Here are some tips on how to best use authorized users to build and improve credit:

  • Become an authorized user on someone else’s credit card account. This is the simplest way to start building credit, as you will be piggybacking off of the primary cardholder’s good credit history.
  • Make sure the primary cardholder has a long history of on-time payments and a low credit utilization ratio. These factors will have a big impact on your own credit score.
  • Be responsible with your spending. Even though you are not legally responsible for the debt, you should still make all of your payments on time and in full. This will show creditors that you are trustworthy and reliable.
  • Ask to be added as an authorized user on multiple credit cards. This will give you a wider credit history and help you build your credit even faster.

Here are some examples of how authorized users can help build credit:

  • Let’s say you are a young adult with no credit history. If you are added as an authorized user on your parents’ credit card account, you will start building your own credit history immediately. Even if your parents only use the card for a few small purchases each month, you will still benefit from their good credit history.
  • Let’s say you have a limited credit history and you are trying to improve your credit score. If you are added as an authorized user on a credit card with a high credit limit, your credit utilization ratio will go down. This is because your available credit will increase without your actual spending increasing.

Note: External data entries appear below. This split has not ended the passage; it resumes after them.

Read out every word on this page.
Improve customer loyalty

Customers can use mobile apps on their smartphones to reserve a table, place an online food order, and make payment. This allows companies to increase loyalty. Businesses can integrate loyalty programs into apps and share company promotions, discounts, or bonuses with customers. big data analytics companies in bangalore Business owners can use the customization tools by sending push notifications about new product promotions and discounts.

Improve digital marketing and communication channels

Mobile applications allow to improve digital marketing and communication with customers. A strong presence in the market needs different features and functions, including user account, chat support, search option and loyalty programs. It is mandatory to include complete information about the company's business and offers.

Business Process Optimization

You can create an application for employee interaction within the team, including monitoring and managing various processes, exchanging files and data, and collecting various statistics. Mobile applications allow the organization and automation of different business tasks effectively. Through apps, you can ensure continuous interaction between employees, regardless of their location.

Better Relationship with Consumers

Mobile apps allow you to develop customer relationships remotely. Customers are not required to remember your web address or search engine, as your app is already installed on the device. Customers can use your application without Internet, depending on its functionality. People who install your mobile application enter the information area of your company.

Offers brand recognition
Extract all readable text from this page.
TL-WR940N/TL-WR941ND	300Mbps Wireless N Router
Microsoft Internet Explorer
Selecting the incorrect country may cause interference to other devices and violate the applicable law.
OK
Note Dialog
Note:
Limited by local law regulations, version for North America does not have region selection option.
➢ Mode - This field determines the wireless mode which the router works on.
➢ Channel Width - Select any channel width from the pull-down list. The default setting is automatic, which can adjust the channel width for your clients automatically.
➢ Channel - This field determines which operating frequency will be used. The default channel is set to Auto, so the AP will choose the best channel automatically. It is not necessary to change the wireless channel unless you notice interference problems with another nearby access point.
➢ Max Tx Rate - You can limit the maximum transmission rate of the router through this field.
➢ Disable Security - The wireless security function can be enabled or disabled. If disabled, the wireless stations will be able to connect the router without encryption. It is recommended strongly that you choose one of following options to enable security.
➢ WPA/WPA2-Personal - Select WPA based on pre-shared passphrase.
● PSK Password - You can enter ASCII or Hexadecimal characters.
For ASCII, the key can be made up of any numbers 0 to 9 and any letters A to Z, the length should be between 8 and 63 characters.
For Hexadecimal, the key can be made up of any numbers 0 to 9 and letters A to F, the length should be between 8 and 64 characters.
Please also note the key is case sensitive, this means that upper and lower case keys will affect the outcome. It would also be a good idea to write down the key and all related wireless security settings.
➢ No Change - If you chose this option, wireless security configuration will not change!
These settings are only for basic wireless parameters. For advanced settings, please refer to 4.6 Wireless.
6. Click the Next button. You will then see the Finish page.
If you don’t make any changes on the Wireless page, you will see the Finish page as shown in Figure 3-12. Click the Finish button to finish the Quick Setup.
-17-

Overall, authorized users can be a great way to build and improve credit. However, it is important to be responsible with your spending and to make sure that the primary cardholder has good credit history.

Letters of Explanation

Letters of explanation for credit, also known as credit explanation letters or LOEs, are written statements provided by individuals to explain specific negative or unusual items on their credit reports. These letters are typically submitted to lenders or creditors during the loan application process to provide context and clarification regarding certain financial events or discrepancies that may have impacted the individual’s credit history.

Common reasons for writing a letter of explanation may include:

  1. Late payments: Explaining the reasons behind late payments, such as unexpected financial hardships or personal circumstances.
  2. Medical issues: Detailing medical emergencies that led to financial difficulties and affected credit obligations.
  3. Identity theft or fraud: Providing an explanation if certain credit items are the result of fraudulent activities.
  4. Disputed items: Explaining the outcome of disputes with credit reporting agencies regarding inaccuracies or errors on the credit report.
  5. Short sale or foreclosure: Explaining the circumstances surrounding a short sale or foreclosure on a property.
  6. Bankruptcy: Clarifying the reasons for filing bankruptcy and outlining efforts made to improve financial management.

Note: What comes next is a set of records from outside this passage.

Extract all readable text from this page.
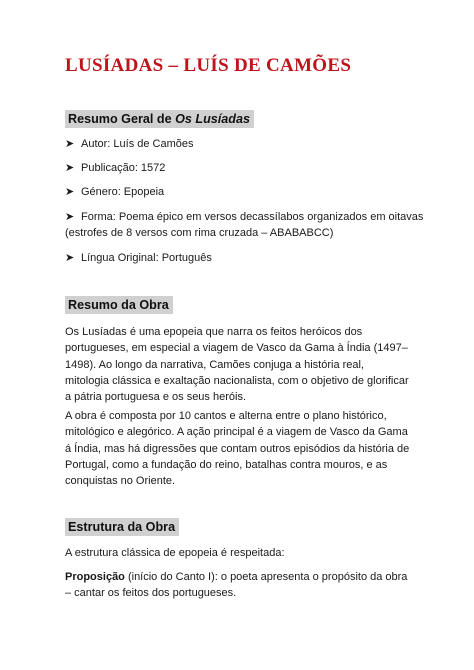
LUSÍADAS – LUÍS DE CAMÕES
Resumo Geral de Os Lusíadas
➤ Autor: Luís de Camões
➤ Publicação: 1572
➤ Género: Epopeia
➤ Forma: Poema épico em versos decassílabos organizados em oitavas (estrofes de 8 versos com rima cruzada – ABABABCC)
➤ Língua Original: Português
Resumo da Obra

Os Lusíadas é uma epopeia que narra os feitos heróicos dos portugueses, em especial a viagem de Vasco da Gama à Índia (1497–1498). Ao longo da narrativa, Camões conjuga a história real, mitologia clássica e exaltação nacionalista, com o objetivo de glorificar a pátria portuguesa e os seus heróis.

A obra é composta por 10 cantos e alterna entre o plano histórico, mitológico e alegórico. A ação principal é a viagem de Vasco da Gama á Índia, mas há digressões que contam outros episódios da história de Portugal, como a fundação do reino, batalhas contra mouros, e as conquistas no Oriente.

Estrutura da Obra

A estrutura clássica de epopeia é respeitada:

Proposição (início do Canto I): o poeta apresenta o propósito da obra – cantar os feitos dos portugueses.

When writing a letter of explanation, it’s essential to be concise, honest, and provide any supporting documentation if available. The goal is to present a compelling case that helps lenders understand the circumstances surrounding negative credit events and to demonstrate a commitment to responsible financial behavior moving forward. A well-crafted letter may positively influence a lender’s decision-making process and improve the chances of obtaining credit or loan approval.


In conclusion, credit plays a pivotal role in modern financial systems, profoundly impacting our lives in various ways. A strong credit history opens doors to numerous opportunities, allowing us to secure loans, mortgages, and credit cards with favorable terms. It empowers us to make significant life decisions, such as buying a home, starting a business, or pursuing higher education.